Leading People: A Sensemaker’s View
January 4th, 2011Author: Chris Dennis
I am not nor will I be an inanimate piece of “human capital”. Nor am I a resource (favoured by project management) and neither am I an asset to be leveraged. I am, however, very cynical at the intentions of management (and I have been the CEO of a reasonable size organisation) and how the ‘management’ manipulate people to achieve the results – read Milton Friedman – which are profits.
I am a person with a head and heart which has accumulated many skills and developed those skills into competencies by trying out and applying those skills. Some worked and others didn’t.

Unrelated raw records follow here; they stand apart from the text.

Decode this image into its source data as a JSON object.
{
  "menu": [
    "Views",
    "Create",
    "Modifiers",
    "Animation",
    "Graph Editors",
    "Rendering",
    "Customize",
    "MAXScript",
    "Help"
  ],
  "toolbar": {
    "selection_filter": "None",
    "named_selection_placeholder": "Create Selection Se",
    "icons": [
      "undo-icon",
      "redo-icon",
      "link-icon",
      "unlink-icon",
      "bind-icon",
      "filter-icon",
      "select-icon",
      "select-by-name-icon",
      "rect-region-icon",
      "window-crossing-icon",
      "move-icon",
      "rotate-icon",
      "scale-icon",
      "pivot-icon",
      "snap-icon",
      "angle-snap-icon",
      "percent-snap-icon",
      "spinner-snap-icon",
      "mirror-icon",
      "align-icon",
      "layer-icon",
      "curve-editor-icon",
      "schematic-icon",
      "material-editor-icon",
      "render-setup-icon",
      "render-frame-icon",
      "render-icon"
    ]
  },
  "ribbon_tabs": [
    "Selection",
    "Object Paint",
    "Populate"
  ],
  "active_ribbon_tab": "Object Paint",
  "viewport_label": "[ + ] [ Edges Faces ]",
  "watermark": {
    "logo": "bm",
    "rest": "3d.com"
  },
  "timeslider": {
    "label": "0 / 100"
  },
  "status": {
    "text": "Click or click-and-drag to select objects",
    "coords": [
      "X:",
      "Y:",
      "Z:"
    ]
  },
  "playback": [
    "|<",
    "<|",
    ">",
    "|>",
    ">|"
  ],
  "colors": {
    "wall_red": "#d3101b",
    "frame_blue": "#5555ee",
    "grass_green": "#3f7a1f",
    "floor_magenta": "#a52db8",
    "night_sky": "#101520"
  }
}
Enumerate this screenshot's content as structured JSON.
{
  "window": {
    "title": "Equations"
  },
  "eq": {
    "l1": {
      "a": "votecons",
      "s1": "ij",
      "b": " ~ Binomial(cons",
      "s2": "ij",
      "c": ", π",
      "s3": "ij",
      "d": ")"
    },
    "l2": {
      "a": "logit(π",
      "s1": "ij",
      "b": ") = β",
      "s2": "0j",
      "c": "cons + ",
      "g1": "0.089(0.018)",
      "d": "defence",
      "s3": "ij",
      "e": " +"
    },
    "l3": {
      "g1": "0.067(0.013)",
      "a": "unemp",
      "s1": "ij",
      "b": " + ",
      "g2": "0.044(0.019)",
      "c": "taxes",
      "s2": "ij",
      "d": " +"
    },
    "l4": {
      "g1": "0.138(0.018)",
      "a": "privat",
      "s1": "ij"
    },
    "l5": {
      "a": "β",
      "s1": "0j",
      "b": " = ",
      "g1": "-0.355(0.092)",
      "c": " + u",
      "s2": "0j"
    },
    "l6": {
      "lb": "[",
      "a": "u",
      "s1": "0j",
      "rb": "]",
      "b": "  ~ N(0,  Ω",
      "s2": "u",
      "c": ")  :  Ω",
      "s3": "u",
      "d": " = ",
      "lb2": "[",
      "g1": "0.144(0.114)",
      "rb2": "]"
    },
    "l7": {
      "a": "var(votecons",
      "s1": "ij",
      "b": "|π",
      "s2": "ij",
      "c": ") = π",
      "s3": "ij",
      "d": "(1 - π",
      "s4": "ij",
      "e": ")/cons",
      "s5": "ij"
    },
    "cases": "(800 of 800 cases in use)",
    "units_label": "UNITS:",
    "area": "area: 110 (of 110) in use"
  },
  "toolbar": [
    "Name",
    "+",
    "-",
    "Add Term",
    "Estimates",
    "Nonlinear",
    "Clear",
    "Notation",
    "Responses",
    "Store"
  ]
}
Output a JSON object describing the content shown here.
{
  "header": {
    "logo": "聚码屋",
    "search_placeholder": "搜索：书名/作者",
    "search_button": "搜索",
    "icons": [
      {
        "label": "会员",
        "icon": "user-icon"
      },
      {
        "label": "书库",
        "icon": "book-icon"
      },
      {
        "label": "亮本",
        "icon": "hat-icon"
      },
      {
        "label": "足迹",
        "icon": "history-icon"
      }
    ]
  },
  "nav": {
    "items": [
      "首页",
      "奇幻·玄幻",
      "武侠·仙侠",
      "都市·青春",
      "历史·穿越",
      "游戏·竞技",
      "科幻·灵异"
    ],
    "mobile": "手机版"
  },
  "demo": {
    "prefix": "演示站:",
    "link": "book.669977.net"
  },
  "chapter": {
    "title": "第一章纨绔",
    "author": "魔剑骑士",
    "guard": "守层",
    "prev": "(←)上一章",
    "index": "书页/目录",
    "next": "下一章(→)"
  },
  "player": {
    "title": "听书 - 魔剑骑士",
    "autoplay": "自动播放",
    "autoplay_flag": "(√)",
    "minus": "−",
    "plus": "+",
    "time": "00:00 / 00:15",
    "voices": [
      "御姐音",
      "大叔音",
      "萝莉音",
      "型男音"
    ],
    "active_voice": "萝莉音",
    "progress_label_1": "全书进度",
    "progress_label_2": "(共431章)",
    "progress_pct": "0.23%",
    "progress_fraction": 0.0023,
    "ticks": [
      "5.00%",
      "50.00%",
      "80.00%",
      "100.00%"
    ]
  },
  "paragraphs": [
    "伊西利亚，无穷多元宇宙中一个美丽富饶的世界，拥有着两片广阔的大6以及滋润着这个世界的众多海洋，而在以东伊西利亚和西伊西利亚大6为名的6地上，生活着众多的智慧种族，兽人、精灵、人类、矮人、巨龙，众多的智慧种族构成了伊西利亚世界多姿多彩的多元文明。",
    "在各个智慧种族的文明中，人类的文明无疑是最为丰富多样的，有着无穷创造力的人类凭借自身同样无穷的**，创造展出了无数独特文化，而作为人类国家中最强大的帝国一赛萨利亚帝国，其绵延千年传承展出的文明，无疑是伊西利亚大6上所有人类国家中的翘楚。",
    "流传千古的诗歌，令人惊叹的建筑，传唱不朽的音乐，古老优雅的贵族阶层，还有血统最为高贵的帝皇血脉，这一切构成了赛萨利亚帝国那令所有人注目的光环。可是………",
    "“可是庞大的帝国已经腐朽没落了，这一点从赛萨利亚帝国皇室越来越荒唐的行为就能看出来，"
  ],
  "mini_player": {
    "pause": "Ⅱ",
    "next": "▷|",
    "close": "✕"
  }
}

I learned from those that didn’t as I had to come up with a recovery plan that needed me to be humble, identify the weakness in my thinking, the gaps in my skills or the poor application techniques.
What you get when you work with me is a person who is prepared to deliver competencies for an amount of money. You get the head and the thinking to get the job done. But, if you want the job done in the context of a team, you have to involve me with my heart so that I can interact with others at an emotional level to really deliver more than the sum of the parts.
As you engage my heart and I trust you enough to remove the mask and show the emotional me and I am no longer an ‘asset’ or any other inanimate object. I am a person with feelings, drive, enthusiasm and a person with some measure of total intelligence. Without me and the other persons making up the team, you have nothing as a manager. You can hold the status quo, perhaps.
To get ahead, you had better go sufficiently out of your way to get to know what wakes me up in the morning and brings creativity and initiative into the work place along with head and the competencies.
Until you have my heart, you have nothing creative, nothing that will move you forward or nothing that will help you grow. My value is the value you ascribe to the work you ask me to do. What you want is the multiplier effect of adding the heart and creativity in thinking and working with team mates: this gets you far more than your ascribed value. And, this is not an asset. What you are asking for is the guts of your growth – of your sustainable success and the success of the rest of the people in the organisation.
Valued as an asset, you get no value. Then I am just another ‘piece’ to move about in the grandeur of your plan.
Valued as a person, you get natural drive and creative approaches to difficulties. I am one of the pieces that move and move others. This group is a team of people who take you farther than you can imagine. We are people – individuals with skills and competencies who, for the context that wakes us up and urges us to contribute imagination and testing probes, will give you value far greater than expect.
How do you see yourselves as individuals and an integral part of a team?